I often encounter RNs and other medical professionals looking for a break from the clinical role. So, I asked Renee what advice would she give to someone who is looking to step out of the clinical role?
1. Realize your training only included the clinical role. You will be starting from scratch in whatever other careers you switch to.
2. You do have the ability you just don’t have the training for this particular role yet.
3. Understand you can always try it. Give it at least a year before you move on.
4. Don’t expect mastery until at least 3 years. After 14 different nursing roles/jobs you really don’t gain mastery without 3 years experience.
5. Know and realize that every new job is hard for the first year.
Renee also provided the following advice if you decide to switch to a clinical role and start a new job:
1. Each time give yourself at least one month to be able to be competent.
2. Accept the role of learner.
3. Rely on the people around you for training and support.
4. If in doubt ask questions.
5. Even if you are just changing floors of a hospital give yourself time to adjust to the equipment, communication, and culture differences of each floor.
Advice for a New Nurse
Since I was talking with such an experienced Nurse I couldn’t help myself and went beyond the focus of alternative nursing careers. I asked her if she had any advice for a new nurse. Renee shared some insight. “I recommend you get any additional certifications or education that your employer will provide. You never know when it will open a door for you.
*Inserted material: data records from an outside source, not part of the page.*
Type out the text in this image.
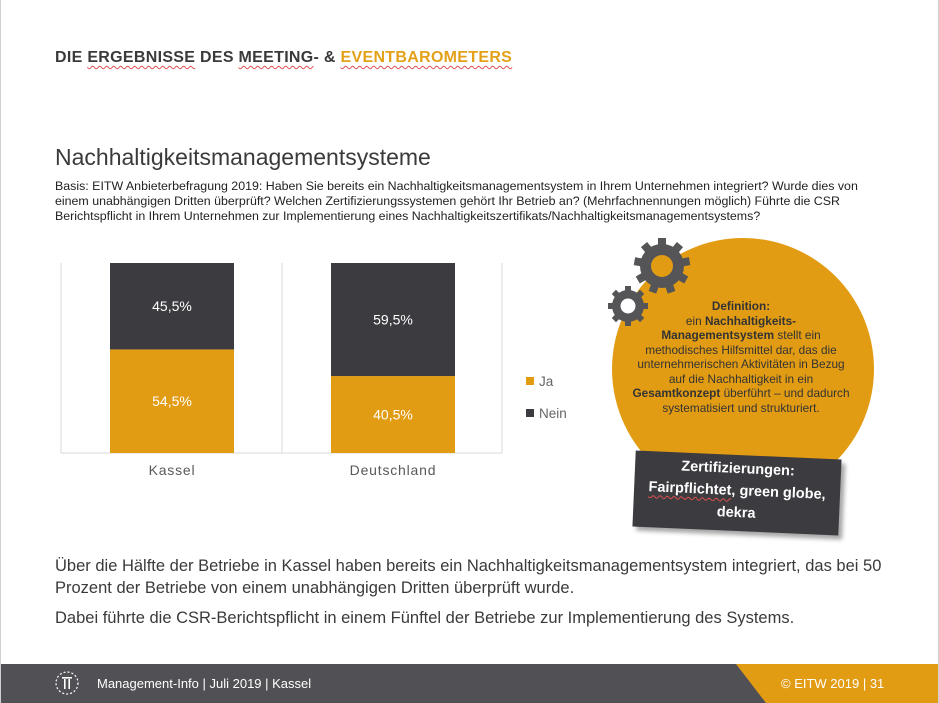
DIE ERGEBNISSE DES MEETING- & EVENTBAROMETERS
Nachhaltigkeitsmanagementsysteme
Basis: EITW Anbieterbefragung 2019: Haben Sie bereits ein Nachhaltigkeitsmanagementsystem in Ihrem Unternehmen integriert? Wurde dies von einem unabhängigen Dritten überprüft? Welchen Zertifizierungssystemen gehört Ihr Betrieb an? (Mehrfachnennungen möglich) Führte die CSR Berichtspflicht in Ihrem Unternehmen zur Implementierung eines Nachhaltigkeitszertifikats/Nachhaltigkeitsmanagementsystems?
54,5%
45,5%
Kassel
40,5%
59,5%
Deutschland
Ja
Nein
Definition:
ein Nachhaltigkeits-Managementsystem stellt ein methodisches Hilfsmittel dar, das die unternehmerischen Aktivitäten in Bezug auf die Nachhaltigkeit in ein Gesamtkonzept überführt – und dadurch systematisiert und strukturiert.
Zertifizierungen:
Fairpflichtet, green globe,
dekra

Über die Hälfte der Betriebe in Kassel haben bereits ein Nachhaltigkeitsmanagementsystem integriert, das bei 50 Prozent der Betriebe von einem unabhängigen Dritten überprüft wurde.

Dabei führte die CSR-Berichtspflicht in einem Fünftel der Betriebe zur Implementierung des Systems.

Management-Info | Juli 2019 | Kassel	© EITW 2019 | 31
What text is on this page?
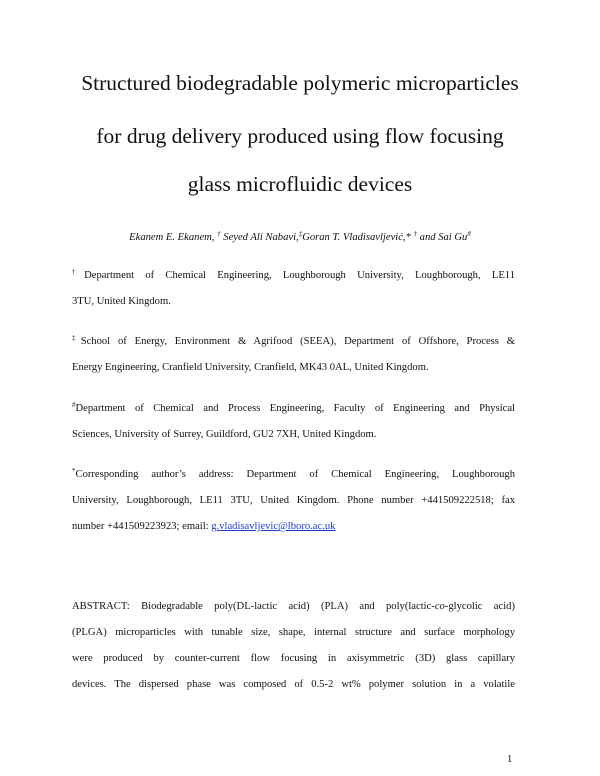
Structured biodegradable polymeric microparticles
for drug delivery produced using flow focusing
glass microfluidic devices
Ekanem E. Ekanem, † Seyed Ali Nabavi,‡Goran T. Vladisavljević,* † and Sai Gu#
†Department of Chemical Engineering, Loughborough University, Loughborough, LE11
3TU, United Kingdom.
‡School of Energy, Environment & Agrifood (SEEA), Department of Offshore, Process &
Energy Engineering, Cranfield University, Cranfield, MK43 0AL, United Kingdom.
#Department of Chemical and Process Engineering, Faculty of Engineering and Physical
Sciences, University of Surrey, Guildford, GU2 7XH, United Kingdom.
*Corresponding author’s address: Department of Chemical Engineering, Loughborough
University, Loughborough, LE11 3TU, United Kingdom. Phone number +441509222518; fax
number +441509223923; email: g.vladisavljevic@lboro.ac.uk
ABSTRACT: Biodegradable poly(DL-lactic acid) (PLA) and poly(lactic-co-glycolic acid)
(PLGA) microparticles with tunable size, shape, internal structure and surface morphology
were produced by counter-current flow focusing in axisymmetric (3D) glass capillary
devices. The dispersed phase was composed of 0.5-2 wt% polymer solution in a volatile
1
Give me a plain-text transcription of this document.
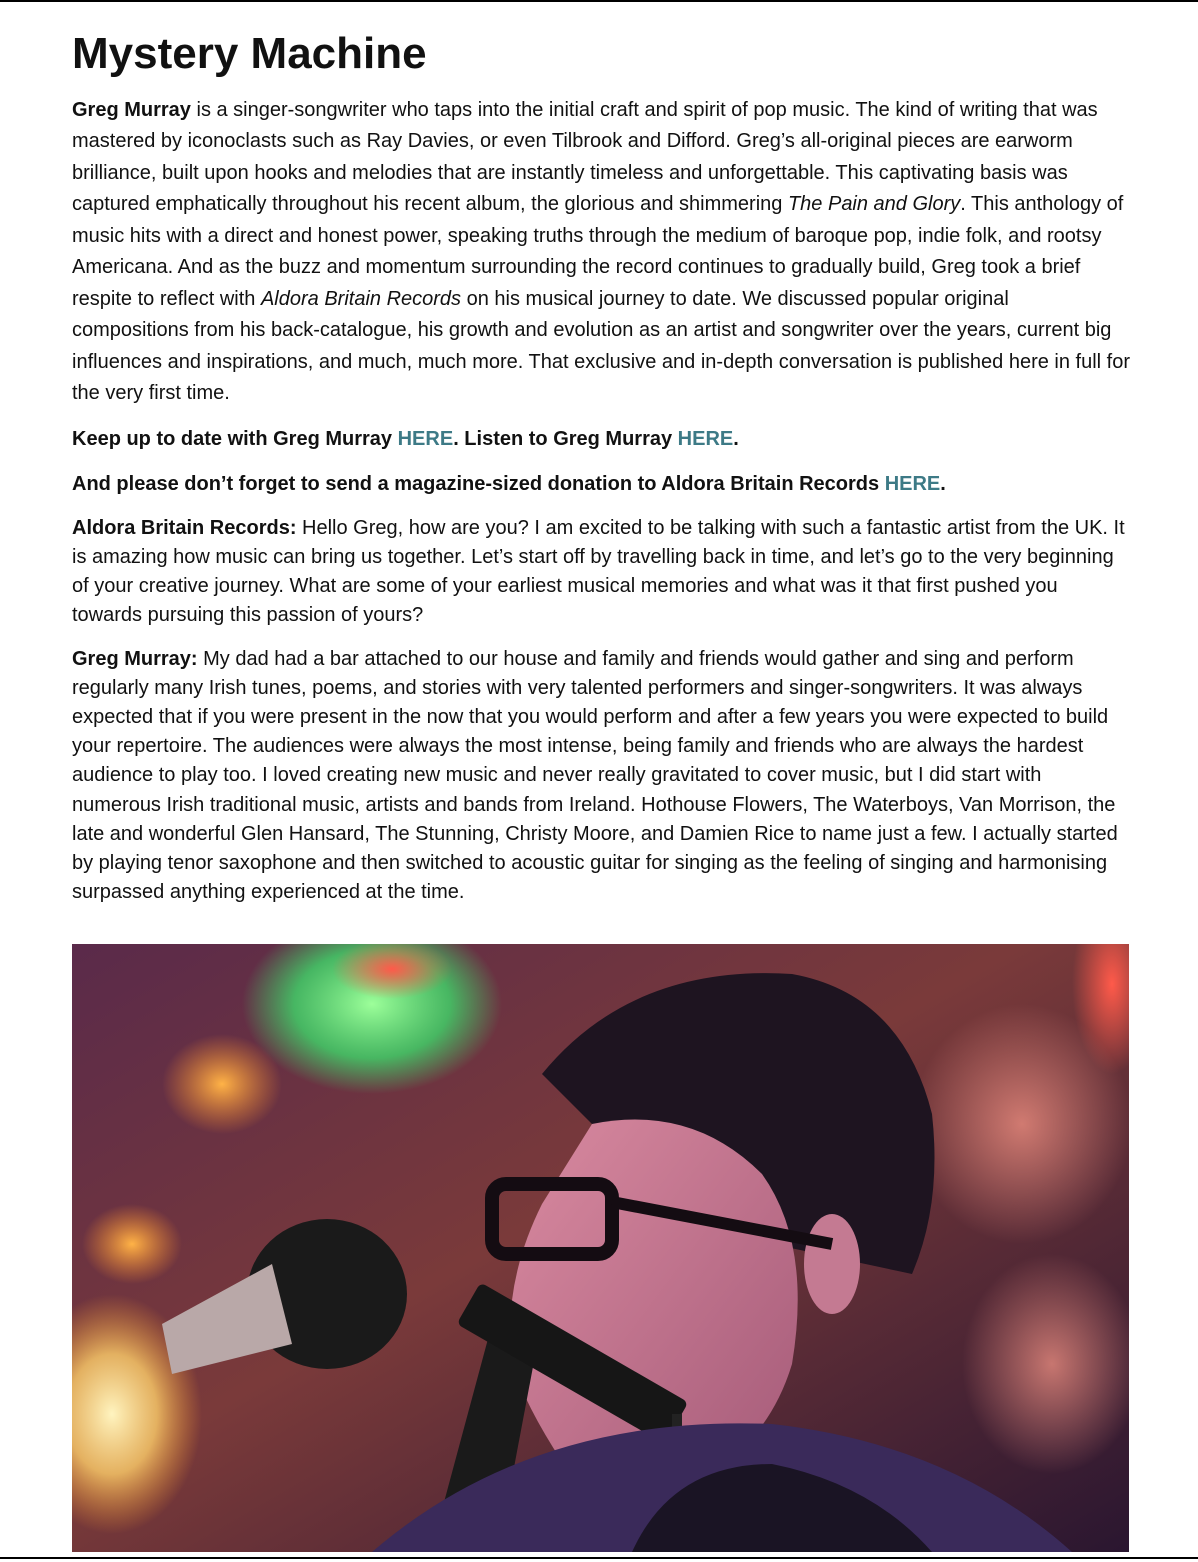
Mystery Machine

Greg Murray is a singer-songwriter who taps into the initial craft and spirit of pop music. The kind of writing that was mastered by iconoclasts such as Ray Davies, or even Tilbrook and Difford. Greg’s all-original pieces are earworm brilliance, built upon hooks and melodies that are instantly timeless and unforgettable. This captivating basis was captured emphatically throughout his recent album, the glorious and shimmering The Pain and Glory. This anthology of music hits with a direct and honest power, speaking truths through the medium of baroque pop, indie folk, and rootsy Americana. And as the buzz and momentum surrounding the record continues to gradually build, Greg took a brief respite to reflect with Aldora Britain Records on his musical journey to date. We discussed popular original compositions from his back-catalogue, his growth and evolution as an artist and songwriter over the years, current big influences and inspirations, and much, much more. That exclusive and in-depth conversation is published here in full for the very first time.

Keep up to date with Greg Murray HERE. Listen to Greg Murray HERE.

And please don’t forget to send a magazine-sized donation to Aldora Britain Records HERE.

Aldora Britain Records: Hello Greg, how are you? I am excited to be talking with such a fantastic artist from the UK. It is amazing how music can bring us together. Let’s start off by travelling back in time, and let’s go to the very beginning of your creative journey. What are some of your earliest musical memories and what was it that first pushed you towards pursuing this passion of yours?

Greg Murray: My dad had a bar attached to our house and family and friends would gather and sing and perform regularly many Irish tunes, poems, and stories with very talented performers and singer-songwriters. It was always expected that if you were present in the now that you would perform and after a few years you were expected to build your repertoire. The audiences were always the most intense, being family and friends who are always the hardest audience to play too. I loved creating new music and never really gravitated to cover music, but I did start with numerous Irish traditional music, artists and bands from Ireland. Hothouse Flowers, The Waterboys, Van Morrison, the late and wonderful Glen Hansard, The Stunning, Christy Moore, and Damien Rice to name just a few. I actually started by playing tenor saxophone and then switched to acoustic guitar for singing as the feeling of singing and harmonising surpassed anything experienced at the time.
For example, I received a bachelor’s degree in biology and that opened the door for my switch to a nurse teaching career.” Renee continued, “I also encourage people to try something. You can always switch after a year. Nursing provides so many job opportunities and options; you can always try something else.”
Renee went on to say that you must realize that if you want the more ‘8-5’ jobs you will sacrifice pay for better working hours. Lastly, Renee stated, “also realize your RN degree is invaluable. It can open so many doors for you.”
Renee has outlined teaching as her alternative career. Nursing offers additional opportunities in insurance firms, law firms, private companies as staff RN, as well as research opportunities.
Hope this blog has helped. If you are on the fence about switching, think of Renee’s quote, “Just give it a try!”